Allennlp: Training ELMo Transformer, and using it as an embedder

Created on 12 Aug 2020 · 14Comments · Source: allenai/allennlp

Hello! I am trying to train transformer ELMo using my own dataset. I am trying to use this tutorial but it is proving a little difficult for me because of the older version. In particular I had a question regarding the example config file. It has the line "allow_unmatched_keys": true, which is a feature that is now deprecated, and I was wondering how to correct for this as when I try to train the model I'm now getting the error allennlp.common.checks.ConfigurationError: Mismatched token keys: dict_keys(['token_characters']) and dict_keys(['token_characters', 'tokens']) Thank you!

Contributions welcome

Source

lianna1016

👍1

All 14 comments

The model still exists, but it was moved to the allennlp-models repository. There is an updated config here: https://github.com/allenai/allennlp-models/blob/master/training_config/lm/bidirectional_language_model.jsonnet

Can you try that?

I don't know for sure that this config will train properly. It takes a long time to train this model, so we can't run tests for it all the time. But if you find that it no longer works in that state, we'll be happy to help you fix it.

dirkgr on 14 Aug 2020

@dirkgr
Thank you!

I see that these lines were able to fix this problem

"tokens": {
    "type": "empty"
},

And I was able to do a quick training using the config file you pointed me too. However, now when trying to use these elmo embeddings in a different model, I run into the following error.

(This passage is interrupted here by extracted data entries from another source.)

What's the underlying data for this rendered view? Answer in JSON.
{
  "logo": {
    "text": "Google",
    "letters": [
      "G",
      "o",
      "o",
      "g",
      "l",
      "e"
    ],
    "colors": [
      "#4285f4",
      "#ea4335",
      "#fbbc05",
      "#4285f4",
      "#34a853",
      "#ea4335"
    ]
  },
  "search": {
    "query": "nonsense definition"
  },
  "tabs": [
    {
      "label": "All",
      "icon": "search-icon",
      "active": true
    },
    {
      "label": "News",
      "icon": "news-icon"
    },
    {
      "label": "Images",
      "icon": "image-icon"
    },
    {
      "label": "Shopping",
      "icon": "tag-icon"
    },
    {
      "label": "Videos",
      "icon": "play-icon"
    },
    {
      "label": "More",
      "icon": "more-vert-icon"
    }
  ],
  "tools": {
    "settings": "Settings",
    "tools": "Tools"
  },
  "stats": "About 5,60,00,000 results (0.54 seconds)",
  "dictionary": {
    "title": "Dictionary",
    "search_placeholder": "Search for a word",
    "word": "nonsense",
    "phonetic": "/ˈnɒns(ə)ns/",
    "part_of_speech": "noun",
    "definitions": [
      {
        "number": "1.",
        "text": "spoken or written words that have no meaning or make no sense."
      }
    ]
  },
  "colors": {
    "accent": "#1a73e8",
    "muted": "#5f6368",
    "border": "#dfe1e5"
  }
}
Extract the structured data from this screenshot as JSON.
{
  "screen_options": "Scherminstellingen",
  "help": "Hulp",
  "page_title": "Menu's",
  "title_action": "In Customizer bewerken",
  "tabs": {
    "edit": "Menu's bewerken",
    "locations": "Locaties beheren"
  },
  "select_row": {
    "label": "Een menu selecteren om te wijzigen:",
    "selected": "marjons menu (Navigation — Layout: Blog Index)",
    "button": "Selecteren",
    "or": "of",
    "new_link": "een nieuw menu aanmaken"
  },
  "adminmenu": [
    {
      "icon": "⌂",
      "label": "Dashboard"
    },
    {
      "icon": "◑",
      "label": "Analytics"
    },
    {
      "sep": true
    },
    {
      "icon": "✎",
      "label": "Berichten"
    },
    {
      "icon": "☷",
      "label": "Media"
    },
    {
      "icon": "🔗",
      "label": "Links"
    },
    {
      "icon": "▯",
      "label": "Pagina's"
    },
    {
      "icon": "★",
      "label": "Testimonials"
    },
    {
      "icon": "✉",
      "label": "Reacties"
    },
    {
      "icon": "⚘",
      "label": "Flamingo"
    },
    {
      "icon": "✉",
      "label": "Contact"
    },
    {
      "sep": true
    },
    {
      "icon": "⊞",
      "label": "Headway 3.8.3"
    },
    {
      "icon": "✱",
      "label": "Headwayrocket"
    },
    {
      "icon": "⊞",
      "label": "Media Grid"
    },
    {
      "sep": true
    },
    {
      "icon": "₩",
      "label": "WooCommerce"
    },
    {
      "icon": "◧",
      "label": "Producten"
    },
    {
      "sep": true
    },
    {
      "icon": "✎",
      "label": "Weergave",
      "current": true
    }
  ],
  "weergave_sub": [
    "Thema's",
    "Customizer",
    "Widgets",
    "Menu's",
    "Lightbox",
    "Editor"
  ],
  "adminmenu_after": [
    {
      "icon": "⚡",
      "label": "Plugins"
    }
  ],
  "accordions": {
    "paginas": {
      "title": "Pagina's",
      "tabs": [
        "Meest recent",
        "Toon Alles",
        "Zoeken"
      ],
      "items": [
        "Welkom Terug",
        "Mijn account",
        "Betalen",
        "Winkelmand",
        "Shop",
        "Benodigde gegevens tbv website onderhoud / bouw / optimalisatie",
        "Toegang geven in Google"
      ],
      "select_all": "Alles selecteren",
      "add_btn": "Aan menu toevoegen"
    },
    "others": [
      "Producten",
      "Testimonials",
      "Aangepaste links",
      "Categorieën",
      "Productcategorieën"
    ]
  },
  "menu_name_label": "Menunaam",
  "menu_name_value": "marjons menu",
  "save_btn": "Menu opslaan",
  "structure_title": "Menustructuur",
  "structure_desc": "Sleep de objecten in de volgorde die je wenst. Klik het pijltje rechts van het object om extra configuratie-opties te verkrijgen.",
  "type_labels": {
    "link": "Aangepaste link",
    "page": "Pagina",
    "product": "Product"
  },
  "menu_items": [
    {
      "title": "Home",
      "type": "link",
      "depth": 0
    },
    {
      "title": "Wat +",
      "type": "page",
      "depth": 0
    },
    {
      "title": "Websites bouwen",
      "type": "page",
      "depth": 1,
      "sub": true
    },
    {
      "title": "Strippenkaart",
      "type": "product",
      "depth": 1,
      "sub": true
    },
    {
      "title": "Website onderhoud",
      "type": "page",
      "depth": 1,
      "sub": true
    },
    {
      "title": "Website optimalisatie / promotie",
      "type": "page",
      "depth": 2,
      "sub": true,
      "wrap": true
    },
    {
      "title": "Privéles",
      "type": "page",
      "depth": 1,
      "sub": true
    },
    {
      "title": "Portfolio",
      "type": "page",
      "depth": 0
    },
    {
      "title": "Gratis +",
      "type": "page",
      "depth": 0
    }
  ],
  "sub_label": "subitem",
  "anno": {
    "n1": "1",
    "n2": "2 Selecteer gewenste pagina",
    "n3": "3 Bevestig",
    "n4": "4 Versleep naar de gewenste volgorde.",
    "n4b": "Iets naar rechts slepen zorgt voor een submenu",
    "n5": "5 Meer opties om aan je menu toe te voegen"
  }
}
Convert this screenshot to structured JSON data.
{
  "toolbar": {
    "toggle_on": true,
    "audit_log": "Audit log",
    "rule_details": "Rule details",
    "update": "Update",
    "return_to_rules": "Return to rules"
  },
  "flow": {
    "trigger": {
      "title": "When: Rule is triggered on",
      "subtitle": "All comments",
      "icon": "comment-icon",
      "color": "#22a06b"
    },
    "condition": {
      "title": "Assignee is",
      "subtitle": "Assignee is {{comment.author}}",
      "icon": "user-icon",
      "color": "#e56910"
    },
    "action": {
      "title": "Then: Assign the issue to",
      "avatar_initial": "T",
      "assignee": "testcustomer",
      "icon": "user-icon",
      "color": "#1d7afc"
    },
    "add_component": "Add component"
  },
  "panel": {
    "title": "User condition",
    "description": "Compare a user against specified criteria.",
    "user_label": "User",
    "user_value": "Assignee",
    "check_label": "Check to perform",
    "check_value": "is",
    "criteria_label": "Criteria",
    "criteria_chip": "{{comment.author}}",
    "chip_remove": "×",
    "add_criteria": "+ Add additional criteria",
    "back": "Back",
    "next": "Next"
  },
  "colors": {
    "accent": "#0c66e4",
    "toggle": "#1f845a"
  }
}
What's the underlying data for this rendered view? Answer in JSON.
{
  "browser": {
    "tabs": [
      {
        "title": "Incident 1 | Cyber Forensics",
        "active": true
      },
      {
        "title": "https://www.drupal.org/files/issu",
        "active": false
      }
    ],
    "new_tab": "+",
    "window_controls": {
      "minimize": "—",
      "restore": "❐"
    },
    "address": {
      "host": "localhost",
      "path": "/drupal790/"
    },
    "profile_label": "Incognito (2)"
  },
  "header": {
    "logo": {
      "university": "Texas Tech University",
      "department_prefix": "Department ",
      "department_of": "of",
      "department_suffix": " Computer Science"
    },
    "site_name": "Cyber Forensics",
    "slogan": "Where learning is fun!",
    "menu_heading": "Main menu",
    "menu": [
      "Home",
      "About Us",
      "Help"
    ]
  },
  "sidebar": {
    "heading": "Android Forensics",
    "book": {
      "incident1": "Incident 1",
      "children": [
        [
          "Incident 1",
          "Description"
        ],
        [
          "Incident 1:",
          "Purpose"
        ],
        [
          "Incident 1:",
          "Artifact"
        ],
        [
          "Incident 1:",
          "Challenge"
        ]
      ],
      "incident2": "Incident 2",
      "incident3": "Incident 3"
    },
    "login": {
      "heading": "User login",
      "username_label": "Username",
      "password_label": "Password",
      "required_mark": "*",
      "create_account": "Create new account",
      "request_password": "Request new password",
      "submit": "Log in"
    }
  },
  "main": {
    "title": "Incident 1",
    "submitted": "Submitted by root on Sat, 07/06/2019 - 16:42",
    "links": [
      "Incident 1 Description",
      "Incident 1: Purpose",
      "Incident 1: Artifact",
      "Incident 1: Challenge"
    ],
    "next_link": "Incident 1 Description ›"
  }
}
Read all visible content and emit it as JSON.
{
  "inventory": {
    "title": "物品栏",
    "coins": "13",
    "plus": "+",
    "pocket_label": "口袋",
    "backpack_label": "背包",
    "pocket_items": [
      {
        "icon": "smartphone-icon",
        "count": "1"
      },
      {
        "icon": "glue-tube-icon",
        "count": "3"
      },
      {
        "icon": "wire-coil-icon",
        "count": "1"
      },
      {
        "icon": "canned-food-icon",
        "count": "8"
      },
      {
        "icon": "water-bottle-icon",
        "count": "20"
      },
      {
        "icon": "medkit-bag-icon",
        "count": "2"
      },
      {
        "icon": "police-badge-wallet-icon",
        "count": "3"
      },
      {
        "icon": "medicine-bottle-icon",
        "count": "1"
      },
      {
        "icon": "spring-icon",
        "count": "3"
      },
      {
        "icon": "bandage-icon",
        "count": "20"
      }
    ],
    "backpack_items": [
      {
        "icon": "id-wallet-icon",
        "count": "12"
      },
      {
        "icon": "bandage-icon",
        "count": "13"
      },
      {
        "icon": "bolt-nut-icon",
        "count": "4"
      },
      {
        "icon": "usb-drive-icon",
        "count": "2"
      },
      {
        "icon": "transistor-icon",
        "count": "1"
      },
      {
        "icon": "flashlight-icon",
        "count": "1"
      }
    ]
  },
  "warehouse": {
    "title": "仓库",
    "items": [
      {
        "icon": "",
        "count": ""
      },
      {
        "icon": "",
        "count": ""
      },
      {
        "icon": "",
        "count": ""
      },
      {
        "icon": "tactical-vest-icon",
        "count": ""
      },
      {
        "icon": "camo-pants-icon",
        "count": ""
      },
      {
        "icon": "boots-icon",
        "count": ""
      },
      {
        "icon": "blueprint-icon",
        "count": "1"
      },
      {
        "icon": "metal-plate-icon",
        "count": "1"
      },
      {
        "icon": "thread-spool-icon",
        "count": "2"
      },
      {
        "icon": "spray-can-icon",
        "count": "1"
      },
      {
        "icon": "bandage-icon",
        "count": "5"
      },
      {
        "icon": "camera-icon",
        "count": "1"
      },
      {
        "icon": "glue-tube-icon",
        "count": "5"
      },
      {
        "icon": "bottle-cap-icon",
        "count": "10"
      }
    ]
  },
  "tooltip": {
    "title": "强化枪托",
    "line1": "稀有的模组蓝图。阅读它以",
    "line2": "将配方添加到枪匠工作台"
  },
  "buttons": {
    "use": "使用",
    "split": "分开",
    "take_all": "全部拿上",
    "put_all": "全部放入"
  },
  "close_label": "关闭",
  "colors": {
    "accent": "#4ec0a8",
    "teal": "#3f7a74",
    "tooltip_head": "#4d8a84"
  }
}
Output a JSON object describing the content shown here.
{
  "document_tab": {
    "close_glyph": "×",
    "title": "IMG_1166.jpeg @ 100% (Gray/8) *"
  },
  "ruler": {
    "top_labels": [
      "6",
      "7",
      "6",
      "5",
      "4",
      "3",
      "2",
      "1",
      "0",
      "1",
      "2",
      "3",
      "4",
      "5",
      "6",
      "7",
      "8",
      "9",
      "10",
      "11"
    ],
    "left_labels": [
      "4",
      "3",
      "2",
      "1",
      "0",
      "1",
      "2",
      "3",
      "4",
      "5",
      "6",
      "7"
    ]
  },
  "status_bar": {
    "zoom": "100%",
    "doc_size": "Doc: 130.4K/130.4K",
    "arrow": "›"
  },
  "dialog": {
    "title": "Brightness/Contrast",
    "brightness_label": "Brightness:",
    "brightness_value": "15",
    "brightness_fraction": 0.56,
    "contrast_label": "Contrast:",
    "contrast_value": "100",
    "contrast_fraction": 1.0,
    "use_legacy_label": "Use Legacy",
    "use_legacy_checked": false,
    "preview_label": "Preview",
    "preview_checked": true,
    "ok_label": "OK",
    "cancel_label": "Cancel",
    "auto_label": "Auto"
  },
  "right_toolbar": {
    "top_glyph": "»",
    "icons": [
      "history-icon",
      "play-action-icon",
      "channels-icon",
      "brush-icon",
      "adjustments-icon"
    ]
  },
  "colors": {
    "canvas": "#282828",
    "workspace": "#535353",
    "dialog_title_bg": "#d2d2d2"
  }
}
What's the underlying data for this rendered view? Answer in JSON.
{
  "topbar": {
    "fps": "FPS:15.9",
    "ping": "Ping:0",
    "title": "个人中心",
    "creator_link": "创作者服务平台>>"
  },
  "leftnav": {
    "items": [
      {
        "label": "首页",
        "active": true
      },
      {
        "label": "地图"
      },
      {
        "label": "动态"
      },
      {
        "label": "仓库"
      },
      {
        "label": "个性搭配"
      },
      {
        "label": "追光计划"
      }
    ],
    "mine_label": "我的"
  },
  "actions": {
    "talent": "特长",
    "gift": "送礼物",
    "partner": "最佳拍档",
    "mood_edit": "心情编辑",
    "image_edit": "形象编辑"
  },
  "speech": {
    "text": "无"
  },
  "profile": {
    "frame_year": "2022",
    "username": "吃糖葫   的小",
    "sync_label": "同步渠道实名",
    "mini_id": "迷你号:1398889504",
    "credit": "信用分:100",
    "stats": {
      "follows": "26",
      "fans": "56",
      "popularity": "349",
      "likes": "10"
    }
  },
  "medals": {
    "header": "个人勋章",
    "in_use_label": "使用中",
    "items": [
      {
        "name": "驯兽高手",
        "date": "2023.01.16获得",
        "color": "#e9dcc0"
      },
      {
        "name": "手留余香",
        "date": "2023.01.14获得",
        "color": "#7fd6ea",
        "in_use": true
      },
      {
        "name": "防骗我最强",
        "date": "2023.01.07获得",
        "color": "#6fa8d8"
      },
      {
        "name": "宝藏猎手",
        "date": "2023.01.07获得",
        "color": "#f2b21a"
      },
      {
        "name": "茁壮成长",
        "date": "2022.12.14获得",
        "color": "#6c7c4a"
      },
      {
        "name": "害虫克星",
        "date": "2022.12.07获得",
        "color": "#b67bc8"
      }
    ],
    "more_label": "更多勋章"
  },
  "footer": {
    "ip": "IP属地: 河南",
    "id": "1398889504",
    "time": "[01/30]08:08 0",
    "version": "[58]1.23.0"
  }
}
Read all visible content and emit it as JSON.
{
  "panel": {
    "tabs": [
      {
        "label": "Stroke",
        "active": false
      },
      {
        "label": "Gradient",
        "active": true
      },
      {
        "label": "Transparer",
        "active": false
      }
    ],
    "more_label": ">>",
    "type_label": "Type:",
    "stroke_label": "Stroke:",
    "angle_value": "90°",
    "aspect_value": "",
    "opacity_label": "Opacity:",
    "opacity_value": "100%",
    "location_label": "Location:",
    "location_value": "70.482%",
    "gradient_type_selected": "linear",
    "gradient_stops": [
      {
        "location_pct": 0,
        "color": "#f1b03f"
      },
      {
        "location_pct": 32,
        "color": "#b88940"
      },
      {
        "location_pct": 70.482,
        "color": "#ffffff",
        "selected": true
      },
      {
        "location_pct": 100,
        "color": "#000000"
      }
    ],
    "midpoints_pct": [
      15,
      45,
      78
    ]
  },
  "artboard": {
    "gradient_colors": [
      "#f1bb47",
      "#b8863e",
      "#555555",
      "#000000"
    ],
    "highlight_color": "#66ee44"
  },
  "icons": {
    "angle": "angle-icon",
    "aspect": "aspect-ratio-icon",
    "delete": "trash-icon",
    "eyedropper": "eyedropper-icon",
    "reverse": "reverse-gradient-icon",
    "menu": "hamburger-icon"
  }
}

allennlp.common.checks.ConfigurationError: LM from tmp/elmo_test1 trained with multiple embedders!

and trying to solve this problem, I am looking at language_model_token_embedder.py that states

 # We don't currently support embedding with language models trained with multiple
 # embedded indices.

Does this have anything to do with the tokens lines of code I referenced above, and if so, do you have any recommendations? Thanks!

lianna1016 on 14 Aug 2020

👍1

@nelson-liu, do you know how this is supposed to be used? It says quite clearly in LanguageModelTokenEmbedder that you should use it with only one indexer, but isn't ELMo always trained with two indexers, one for tokens, and one for characters?

dirkgr on 18 Aug 2020

👀1

Hmm, I know that I'm listed on the blame, but I think brendan might know more (he wrote this code originally https://github.com/allenai/allennlp/pull/2138 ). Sorry to not be of more help! @brendan-ai2

nelson-liu on 18 Aug 2020

👀1

Appreciate the prompt attention to this.

There appears to be a fundamental incompatibility where we cannot use AllenNLP to train an ELMo langauge model on a custom corpus and then use that with, e.g., an NER tagger.

tpanza on 18 Aug 2020

Hmm, can you try running everything on the older version? i.e., pip install allennlp==0.9.0, and then follow the instructions from the tutorial (since it was written for v0.9.0)

nelson-liu on 18 Aug 2020

I've looked at the code a little bit. It seems to me that it shouldn't be that difficult to make LanguageModelTokenEmbedder accept multiple indexers. I'd love to review a PR that fixes this!

dirkgr on 19 Aug 2020

I've looked at the code a little bit. It seems to me that it shouldn't be that difficult to make LanguageModelTokenEmbedder accept multiple indexers. I'd love to review a PR that fixes this!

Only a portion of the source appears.